The way most of us speak is shaped in part by how long ago our ancestors gave up chewing tough, raw meat. It's widely known that languages evolve as societies developed, but the sounds we utter are also shaped by the placement of our jaw — and that is influenced by how we chew, researchers reported in the journal Science. Languages spoken by groups with hunter-gatherer societies in their more recent past are far less likely to use consonants used by longtime farming societies, they found. Eating softer foods not only sets the jaw differently, but also changes which sounds are easily pronounced. "Our anatomy actually changed the types of sounds being incorporated into languages," wrote evolutionary anthropologist Noreen von Cramon-Taubadel.

Oceans buffering human-created carbon

Data are revealing how much carbon humans have put into the ocean. Research in the journal Science analyzed more than 100,000 samples collected from 1994 to 2007 and taken from nearly every corner and depth of ocean. The analysis found the oceans are absorbing about 31 percent of the carbon humans are creating.

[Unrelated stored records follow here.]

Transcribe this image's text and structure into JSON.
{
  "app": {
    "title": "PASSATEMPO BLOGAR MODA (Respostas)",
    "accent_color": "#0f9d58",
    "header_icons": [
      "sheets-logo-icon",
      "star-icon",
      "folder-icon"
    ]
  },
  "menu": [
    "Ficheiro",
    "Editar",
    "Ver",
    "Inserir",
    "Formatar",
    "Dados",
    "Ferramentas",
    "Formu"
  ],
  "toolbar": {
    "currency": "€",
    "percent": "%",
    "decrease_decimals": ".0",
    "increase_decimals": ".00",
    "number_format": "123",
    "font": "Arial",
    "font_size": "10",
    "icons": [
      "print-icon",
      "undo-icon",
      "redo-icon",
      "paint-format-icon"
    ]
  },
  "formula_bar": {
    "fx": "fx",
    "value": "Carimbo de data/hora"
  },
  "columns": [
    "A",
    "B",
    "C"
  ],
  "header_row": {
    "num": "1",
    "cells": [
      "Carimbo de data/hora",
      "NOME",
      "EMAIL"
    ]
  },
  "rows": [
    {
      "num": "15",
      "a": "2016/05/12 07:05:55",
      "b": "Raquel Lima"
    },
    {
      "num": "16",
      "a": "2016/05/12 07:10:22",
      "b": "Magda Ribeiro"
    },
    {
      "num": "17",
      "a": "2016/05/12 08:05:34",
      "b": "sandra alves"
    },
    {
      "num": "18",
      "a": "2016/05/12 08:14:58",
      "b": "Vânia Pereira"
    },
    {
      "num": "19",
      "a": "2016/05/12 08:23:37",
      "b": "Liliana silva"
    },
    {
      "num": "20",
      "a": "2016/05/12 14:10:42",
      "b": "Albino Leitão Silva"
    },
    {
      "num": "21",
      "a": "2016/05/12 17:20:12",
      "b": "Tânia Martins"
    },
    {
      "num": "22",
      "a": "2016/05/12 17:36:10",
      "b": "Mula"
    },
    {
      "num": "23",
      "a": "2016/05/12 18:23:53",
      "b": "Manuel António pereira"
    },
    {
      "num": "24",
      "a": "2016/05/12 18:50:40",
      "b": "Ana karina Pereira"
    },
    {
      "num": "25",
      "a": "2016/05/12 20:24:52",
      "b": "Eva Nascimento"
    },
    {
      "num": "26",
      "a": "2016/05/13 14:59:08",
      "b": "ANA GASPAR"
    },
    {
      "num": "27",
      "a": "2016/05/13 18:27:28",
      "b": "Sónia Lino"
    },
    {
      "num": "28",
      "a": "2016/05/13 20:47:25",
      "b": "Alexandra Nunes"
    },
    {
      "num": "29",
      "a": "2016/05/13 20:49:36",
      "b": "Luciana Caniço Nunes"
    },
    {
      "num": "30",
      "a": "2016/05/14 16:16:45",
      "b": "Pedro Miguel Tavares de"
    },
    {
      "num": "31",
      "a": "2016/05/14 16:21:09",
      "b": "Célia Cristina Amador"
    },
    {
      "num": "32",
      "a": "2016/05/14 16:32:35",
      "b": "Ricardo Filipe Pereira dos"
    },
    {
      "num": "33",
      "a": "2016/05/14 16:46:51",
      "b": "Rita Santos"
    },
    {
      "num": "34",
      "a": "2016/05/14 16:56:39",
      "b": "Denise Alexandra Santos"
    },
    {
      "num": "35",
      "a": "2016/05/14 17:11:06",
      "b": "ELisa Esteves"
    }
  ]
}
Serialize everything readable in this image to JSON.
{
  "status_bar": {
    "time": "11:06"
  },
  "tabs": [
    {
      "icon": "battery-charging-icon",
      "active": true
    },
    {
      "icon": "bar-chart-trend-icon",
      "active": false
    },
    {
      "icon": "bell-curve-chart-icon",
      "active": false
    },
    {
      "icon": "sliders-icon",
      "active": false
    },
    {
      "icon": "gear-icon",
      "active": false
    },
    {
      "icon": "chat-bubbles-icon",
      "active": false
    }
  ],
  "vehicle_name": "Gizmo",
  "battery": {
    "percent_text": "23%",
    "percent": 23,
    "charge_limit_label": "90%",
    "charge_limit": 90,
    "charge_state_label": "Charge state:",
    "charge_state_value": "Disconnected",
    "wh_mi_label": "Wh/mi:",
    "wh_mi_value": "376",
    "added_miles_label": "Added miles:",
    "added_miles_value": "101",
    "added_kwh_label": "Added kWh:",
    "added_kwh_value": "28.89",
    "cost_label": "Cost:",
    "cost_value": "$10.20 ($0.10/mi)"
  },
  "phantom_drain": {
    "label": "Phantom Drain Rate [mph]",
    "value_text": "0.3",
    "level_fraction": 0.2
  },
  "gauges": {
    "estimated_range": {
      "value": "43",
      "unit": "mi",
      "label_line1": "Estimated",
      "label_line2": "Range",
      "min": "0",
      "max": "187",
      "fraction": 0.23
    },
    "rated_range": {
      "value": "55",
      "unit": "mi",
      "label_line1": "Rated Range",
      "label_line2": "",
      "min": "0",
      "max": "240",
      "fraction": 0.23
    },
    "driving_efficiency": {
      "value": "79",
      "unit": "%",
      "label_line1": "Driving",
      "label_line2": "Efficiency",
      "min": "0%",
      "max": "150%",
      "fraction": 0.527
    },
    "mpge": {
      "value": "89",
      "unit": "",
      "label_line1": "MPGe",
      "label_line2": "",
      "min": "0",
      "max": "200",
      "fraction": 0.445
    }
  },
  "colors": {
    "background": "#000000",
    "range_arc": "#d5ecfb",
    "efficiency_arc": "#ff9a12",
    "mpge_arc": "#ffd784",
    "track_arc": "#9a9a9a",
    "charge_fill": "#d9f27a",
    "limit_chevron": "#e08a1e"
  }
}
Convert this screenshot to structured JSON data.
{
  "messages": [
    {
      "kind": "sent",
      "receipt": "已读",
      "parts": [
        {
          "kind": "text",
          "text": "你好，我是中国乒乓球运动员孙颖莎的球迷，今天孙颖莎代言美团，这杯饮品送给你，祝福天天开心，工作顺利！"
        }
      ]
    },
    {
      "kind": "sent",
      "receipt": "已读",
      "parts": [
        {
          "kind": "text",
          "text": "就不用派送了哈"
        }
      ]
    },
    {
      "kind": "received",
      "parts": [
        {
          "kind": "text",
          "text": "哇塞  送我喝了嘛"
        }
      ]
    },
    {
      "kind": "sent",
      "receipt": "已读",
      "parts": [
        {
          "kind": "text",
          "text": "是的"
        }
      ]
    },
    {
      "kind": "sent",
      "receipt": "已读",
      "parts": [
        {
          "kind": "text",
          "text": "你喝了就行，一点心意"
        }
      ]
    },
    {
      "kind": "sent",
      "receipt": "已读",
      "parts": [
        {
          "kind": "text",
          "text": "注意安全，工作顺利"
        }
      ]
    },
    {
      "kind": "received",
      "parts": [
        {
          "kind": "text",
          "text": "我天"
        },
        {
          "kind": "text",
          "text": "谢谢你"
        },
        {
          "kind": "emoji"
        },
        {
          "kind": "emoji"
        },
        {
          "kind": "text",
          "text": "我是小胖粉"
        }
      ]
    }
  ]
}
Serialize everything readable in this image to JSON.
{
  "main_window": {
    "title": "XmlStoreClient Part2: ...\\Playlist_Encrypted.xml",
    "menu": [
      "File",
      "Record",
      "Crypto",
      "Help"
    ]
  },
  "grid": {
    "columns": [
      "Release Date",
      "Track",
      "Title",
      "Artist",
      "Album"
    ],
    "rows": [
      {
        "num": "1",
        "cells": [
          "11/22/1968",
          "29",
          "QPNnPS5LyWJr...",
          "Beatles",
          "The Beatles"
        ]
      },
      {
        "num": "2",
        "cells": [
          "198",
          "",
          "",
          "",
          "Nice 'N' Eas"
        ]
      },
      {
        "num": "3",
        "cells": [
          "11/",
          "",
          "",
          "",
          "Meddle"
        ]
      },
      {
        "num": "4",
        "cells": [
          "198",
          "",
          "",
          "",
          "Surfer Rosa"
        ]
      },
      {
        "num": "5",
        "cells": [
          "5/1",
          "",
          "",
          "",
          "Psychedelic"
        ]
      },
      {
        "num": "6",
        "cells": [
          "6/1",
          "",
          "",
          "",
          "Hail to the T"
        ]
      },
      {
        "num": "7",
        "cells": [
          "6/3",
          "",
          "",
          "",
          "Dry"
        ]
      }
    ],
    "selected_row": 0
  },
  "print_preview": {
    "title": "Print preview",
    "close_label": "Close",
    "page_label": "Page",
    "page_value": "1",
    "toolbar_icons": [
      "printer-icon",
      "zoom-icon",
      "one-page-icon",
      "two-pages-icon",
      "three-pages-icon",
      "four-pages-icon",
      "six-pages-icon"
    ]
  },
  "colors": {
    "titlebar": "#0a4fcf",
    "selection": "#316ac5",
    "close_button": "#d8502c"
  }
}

For context, the weight of the carbon seeping into the ocean each year is roughly equivalent to 2.6 billion Volkswagen Beetle cars, said Richard Feely of the National Oceanic and Atmospheric Administration Pacific Marine Environmental Laboratory. That temperature buffering comes at a cost; oceans continue to acidify. "The amount of carbon in the ocean, that rate is increasing, because the amount of CO2 we're releasing the atmosphere is still increasing," Feely said.